Artikel I, Onderdeel B
Bij een wijziging van de Waterwet (Stb. 2014, 21) is de goedkeuring door gedeputeerde staten van het waterbeheerplan komen te vervallen. In verband hiermee is artikel 3.3 tekstueel aangepast. Gehandhaafd is de bepaling in het eerste lid dat het waterbeheerplan wordt toegezonden aan gedeputeerde staten van Utrecht en van Zuid-Holland.
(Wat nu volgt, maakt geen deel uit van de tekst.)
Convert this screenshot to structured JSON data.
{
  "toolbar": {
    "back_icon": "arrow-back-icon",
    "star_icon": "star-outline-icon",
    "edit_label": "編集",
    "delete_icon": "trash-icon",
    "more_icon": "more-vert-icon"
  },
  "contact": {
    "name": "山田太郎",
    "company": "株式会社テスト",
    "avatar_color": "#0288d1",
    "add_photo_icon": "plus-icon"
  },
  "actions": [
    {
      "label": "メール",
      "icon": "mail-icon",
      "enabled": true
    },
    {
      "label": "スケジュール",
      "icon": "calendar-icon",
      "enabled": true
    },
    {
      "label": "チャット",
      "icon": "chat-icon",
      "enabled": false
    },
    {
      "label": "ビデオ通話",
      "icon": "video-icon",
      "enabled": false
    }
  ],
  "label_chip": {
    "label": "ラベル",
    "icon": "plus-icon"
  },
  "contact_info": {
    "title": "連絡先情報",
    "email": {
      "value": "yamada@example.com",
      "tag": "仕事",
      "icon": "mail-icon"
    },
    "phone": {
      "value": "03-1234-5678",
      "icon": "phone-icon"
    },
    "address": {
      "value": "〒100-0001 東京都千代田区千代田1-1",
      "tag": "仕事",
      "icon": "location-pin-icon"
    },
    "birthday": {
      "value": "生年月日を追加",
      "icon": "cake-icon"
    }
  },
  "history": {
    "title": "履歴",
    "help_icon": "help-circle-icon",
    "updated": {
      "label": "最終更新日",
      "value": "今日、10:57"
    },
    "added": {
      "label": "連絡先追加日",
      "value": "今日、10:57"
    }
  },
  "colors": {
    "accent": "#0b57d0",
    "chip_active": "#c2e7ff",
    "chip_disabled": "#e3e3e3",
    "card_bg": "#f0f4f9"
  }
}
In het tweede lid zijn de woorden ‘na de goedkeuring’ gewijzigd in ‘na de vaststelling’ en is de aanduiding van de desbetreffende minister geactualiseerd.
Artikel I, Onderdeel C
In artikel 5.4 van de Waterwet is bepaald dat de aanleg of wijziging van een waterstaatswerk door of vanwege de beheerder geschiedt overeenkomstig een door hem vast te stellen projectplan. In aansluiting daarop is artikel 4.9 (het enige artikel van titel 4.3) van de Waterverordening HoogheemraadschapDe Stichtse Rijnlanden 2009 bepaald dat een dergelijk projectplan wordt voorbereid overeenkomstig afdeling 3.4 van de Algemene wet bestuursrecht, dit vanwege de bij een dergelijk besluit betrokken belangen van derden. In de bestuurspraktijk is echter gebleken dat het regelmatig voorkomt dat bij een projectplan voor veelal kleinere werken geen belangen van derden in het geding zijn. Het volgen van de afdeling 3.4-procedure is in die situaties niet nodig en tevens ongewenst vanwege de optredende vertraging en de extra kosten. In verband daarmee voorziet dit wijzigingsbesluit in het schrappen van titel 4.3 en daarmee van artikel 4.9. Daarmee wordt aan het waterschapsbestuur overgelaten om per geval te beoordelen of voor de uitvoering van een projectplan de procedure van afdeling 3.4 van de Algemene wet bestuursrecht gevolgd moet worden.